I was also lucky to be asked to lead the NUCATS Center for Clinical Research, which has resulted in a significant expansion of collaborations across campus. What is has shown is how many incredible resources are out there for clinical researchers to leverage to optimize their research. I’ve met and begun working with a huge number of people who I hadn’t work with previously. It’s been exciting to learn and build innovative ways to improve recruitment and retention of subjects, to engage a larger pool of potential subjects and, most importantly, move our research beyond the confines of NMH.

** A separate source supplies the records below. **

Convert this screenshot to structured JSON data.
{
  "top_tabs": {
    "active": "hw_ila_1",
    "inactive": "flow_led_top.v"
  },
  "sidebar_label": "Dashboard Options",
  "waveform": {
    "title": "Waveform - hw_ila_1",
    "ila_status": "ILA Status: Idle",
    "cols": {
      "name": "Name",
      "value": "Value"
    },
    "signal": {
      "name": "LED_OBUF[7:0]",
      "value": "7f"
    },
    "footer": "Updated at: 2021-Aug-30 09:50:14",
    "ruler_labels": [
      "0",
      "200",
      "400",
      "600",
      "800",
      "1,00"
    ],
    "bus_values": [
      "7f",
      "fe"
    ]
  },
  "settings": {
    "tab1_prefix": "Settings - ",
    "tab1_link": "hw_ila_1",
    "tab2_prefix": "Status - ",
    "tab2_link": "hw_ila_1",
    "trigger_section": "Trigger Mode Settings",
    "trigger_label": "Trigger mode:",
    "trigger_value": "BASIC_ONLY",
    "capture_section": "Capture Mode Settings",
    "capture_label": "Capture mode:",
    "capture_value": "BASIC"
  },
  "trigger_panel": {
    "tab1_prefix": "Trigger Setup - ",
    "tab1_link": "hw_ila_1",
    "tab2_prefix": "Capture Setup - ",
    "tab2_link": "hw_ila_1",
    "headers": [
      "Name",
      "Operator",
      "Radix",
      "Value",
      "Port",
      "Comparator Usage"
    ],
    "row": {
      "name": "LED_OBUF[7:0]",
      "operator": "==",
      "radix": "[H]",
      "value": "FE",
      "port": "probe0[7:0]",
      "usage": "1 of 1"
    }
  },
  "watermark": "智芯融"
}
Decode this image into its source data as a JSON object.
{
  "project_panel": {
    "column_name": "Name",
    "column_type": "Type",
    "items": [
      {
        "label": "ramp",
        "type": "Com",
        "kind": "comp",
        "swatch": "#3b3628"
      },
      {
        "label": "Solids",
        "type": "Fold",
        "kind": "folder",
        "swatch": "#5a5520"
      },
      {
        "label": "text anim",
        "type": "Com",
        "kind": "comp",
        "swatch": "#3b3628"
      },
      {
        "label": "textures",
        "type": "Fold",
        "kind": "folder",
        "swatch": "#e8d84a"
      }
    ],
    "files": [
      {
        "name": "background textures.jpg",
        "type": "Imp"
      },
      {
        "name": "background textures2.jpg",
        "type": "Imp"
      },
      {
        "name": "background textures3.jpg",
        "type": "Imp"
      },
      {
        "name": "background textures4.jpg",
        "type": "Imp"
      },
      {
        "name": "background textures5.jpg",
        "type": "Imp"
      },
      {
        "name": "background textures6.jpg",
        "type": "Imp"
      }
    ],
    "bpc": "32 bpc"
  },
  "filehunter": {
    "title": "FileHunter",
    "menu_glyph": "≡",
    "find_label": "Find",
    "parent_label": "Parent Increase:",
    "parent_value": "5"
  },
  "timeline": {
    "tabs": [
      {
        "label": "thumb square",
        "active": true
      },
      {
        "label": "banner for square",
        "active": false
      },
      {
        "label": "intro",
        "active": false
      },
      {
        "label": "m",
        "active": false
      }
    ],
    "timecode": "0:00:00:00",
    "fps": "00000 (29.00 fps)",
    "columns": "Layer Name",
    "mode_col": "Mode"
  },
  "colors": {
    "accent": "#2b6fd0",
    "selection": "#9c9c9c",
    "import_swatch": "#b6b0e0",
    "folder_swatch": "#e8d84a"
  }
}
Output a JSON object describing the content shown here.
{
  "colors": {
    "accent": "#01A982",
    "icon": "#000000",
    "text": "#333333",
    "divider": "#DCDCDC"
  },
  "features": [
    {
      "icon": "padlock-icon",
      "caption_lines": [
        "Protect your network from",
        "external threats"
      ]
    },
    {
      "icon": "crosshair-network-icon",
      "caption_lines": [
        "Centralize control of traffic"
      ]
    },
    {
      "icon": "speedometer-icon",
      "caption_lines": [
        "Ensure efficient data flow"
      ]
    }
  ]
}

How is your research funded?

My research is funded through a number of approaches. Our current norovirus project and our influenza vaccine studies are funded by the NIH, as have several prior projects. I have worked with a range of pharmaceutical companies to perform clinical trials, including several as the lead investigator that helped to design and implement large multi-national research studies. Some of my most interesting research has been funded by the hard work of summer students, residents and fellows. These projects significantly advanced our epidemiologic understanding of critical infections such as norovirus, influenza, respiratory syncytial virus and parainfluenza virus. This data has been used by the interagency working group on endpoints of influenza antiviral studies and to inform NIH-funded studies.

Where has your work been published?

The past year has resulted in several high impact publications. The CAPSTONE-2 study that expanded the indication of baloxvir was recently published in Lancet Infectious Diseases. A summary of 10 years of experience with the organ vigilance system was published in American Journal of Transplantation. We also published a five-year experience on what we’ve learned about optimal screening of candidates and recipients of lung transplant to prevent development of Ureaplasma-associated hyperammonemia syndrome in Clinical Infectious Diseases. We’ve also had great team science published this year related to COVID-19 clades in Chicago in >EBioMedicine.